Synopsis (from Amazon):
After her best friend dies in a drowning accident, Suzy is convinced that the true cause of the tragedy must have been a rare jellyfish sting-things don't just happen for no reason. Retreating into a silent world of imagination, she crafts a plan to prove her theory--even if it means traveling the globe, alone. Suzy's achingly heartfelt journey explores life, death, the astonishing wonder of the universe...and the potential for love and hope right next door.

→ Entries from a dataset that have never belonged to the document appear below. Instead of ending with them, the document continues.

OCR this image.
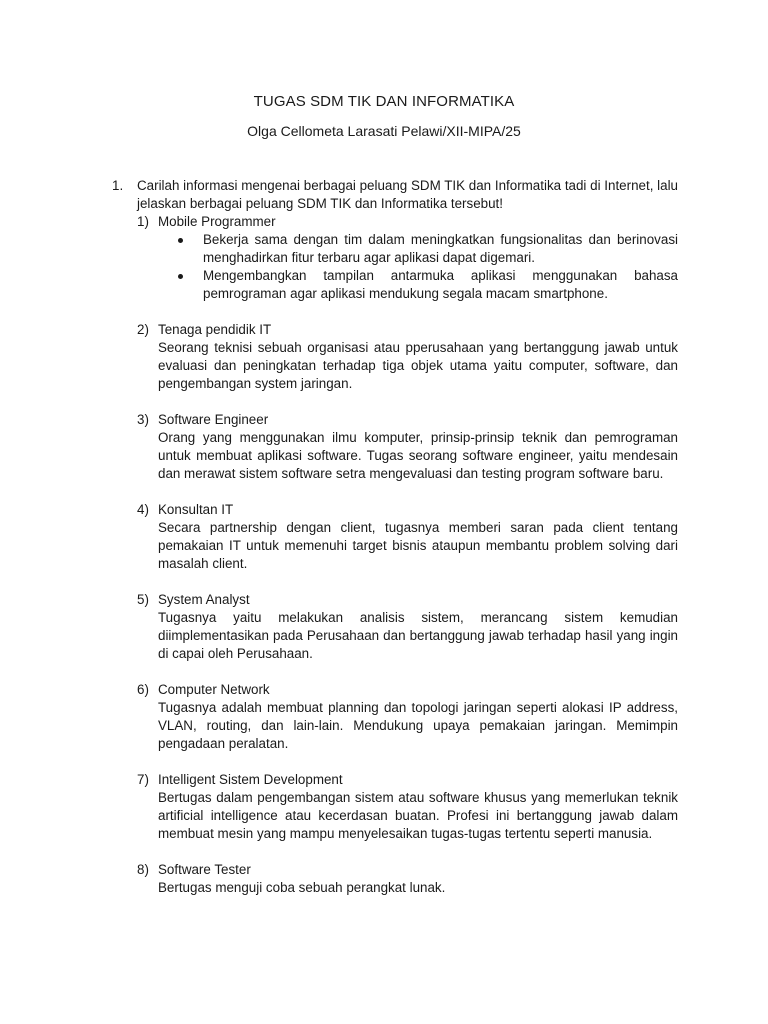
TUGAS SDM TIK DAN INFORMATIKA
Olga Cellometa Larasati Pelawi/XII-MIPA/25
1. Carilah informasi mengenai berbagai peluang SDM TIK dan Informatika tadi di Internet, lalu jelaskan berbagai peluang SDM TIK dan Informatika tersebut!
1) Mobile Programmer
Bekerja sama dengan tim dalam meningkatkan fungsionalitas dan berinovasi menghadirkan fitur terbaru agar aplikasi dapat digemari.
Mengembangkan tampilan antarmuka aplikasi menggunakan bahasa pemrograman agar aplikasi mendukung segala macam smartphone.
2) Tenaga pendidik IT
Seorang teknisi sebuah organisasi atau pperusahaan yang bertanggung jawab untuk evaluasi dan peningkatan terhadap tiga objek utama yaitu computer, software, dan pengembangan system jaringan.
3) Software Engineer
Orang yang menggunakan ilmu komputer, prinsip-prinsip teknik dan pemrograman untuk membuat aplikasi software. Tugas seorang software engineer, yaitu mendesain dan merawat sistem software setra mengevaluasi dan testing program software baru.
4) Konsultan IT
Secara partnership dengan client, tugasnya memberi saran pada client tentang pemakaian IT untuk memenuhi target bisnis ataupun membantu problem solving dari masalah client.
5) System Analyst
Tugasnya yaitu melakukan analisis sistem, merancang sistem kemudian diimplementasikan pada Perusahaan dan bertanggung jawab terhadap hasil yang ingin di capai oleh Perusahaan.
6) Computer Network
Tugasnya adalah membuat planning dan topologi jaringan seperti alokasi IP address, VLAN, routing, dan lain-lain. Mendukung upaya pemakaian jaringan. Memimpin pengadaan peralatan.
7) Intelligent Sistem Development
Bertugas dalam pengembangan sistem atau software khusus yang memerlukan teknik artificial intelligence atau kecerdasan buatan. Profesi ini bertanggung jawab dalam membuat mesin yang mampu menyelesaikan tugas-tugas tertentu seperti manusia.
8) Software Tester
Bertugas menguji coba sebuah perangkat lunak.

The Thing About Jellyfish is one of those books that you don’t really know what to think. At first, I was a little disinterested, too, as my friend had been. But as we began to dive into the story and I grew to know more about Suzy, the main character, my heart reached out to it. I was hooked. Suzy is a twelve year-old girl who’s been having struggles with her best friend lately. The last time she ever sees her friend is when the friend is crying - because of something Suzy did to her. Days later, Suzy receives a phone call telling her that her friend drowned. Suzy goes into instant denial, because she believes her friend was an excellent swimmer and never could have drowned. Then, she learns about a certain kind of jellyfish - a fatal one, that is - that lurks in the exact waters her friend drowned in. Suzy begins to research this jellyfish, believing that it was responsible for her friend’s death, with a sort of crazy obsession.
Suzy was likable and easy to relate with, but also easy to sympathize with. You feel bad for her. She’s in mourning, and she makes some decisions she probably wouldn’t usually make. This, however, is what makes the story interesting. Suzy feels ready to travel all around the world, alone, to prove her jellyfish theory, and you respect her - and pity her - for it. The writing was beautiful, but I especially loved the “flashbacks” to before Suzy’s friend dies. They help build the story, while showing the reader the meaning behind Suzy’s pain. It’s a very poetic book, one that will have readers hanging on to every word until the end, even though, like I’ve mentioned, it was a little slow at times.
I was a teensy bit disappointed with the story - I have no idea why, there just was a little feeling of dissatisfaction at the end. Book Scavenger and Lost in the Sun had the same feeling, a feeling that there wasn’t enough closure, I guess.
Overall, however, I really liked this heartwarming, beautiful story, and would recommend it to anyone in a heartbeat.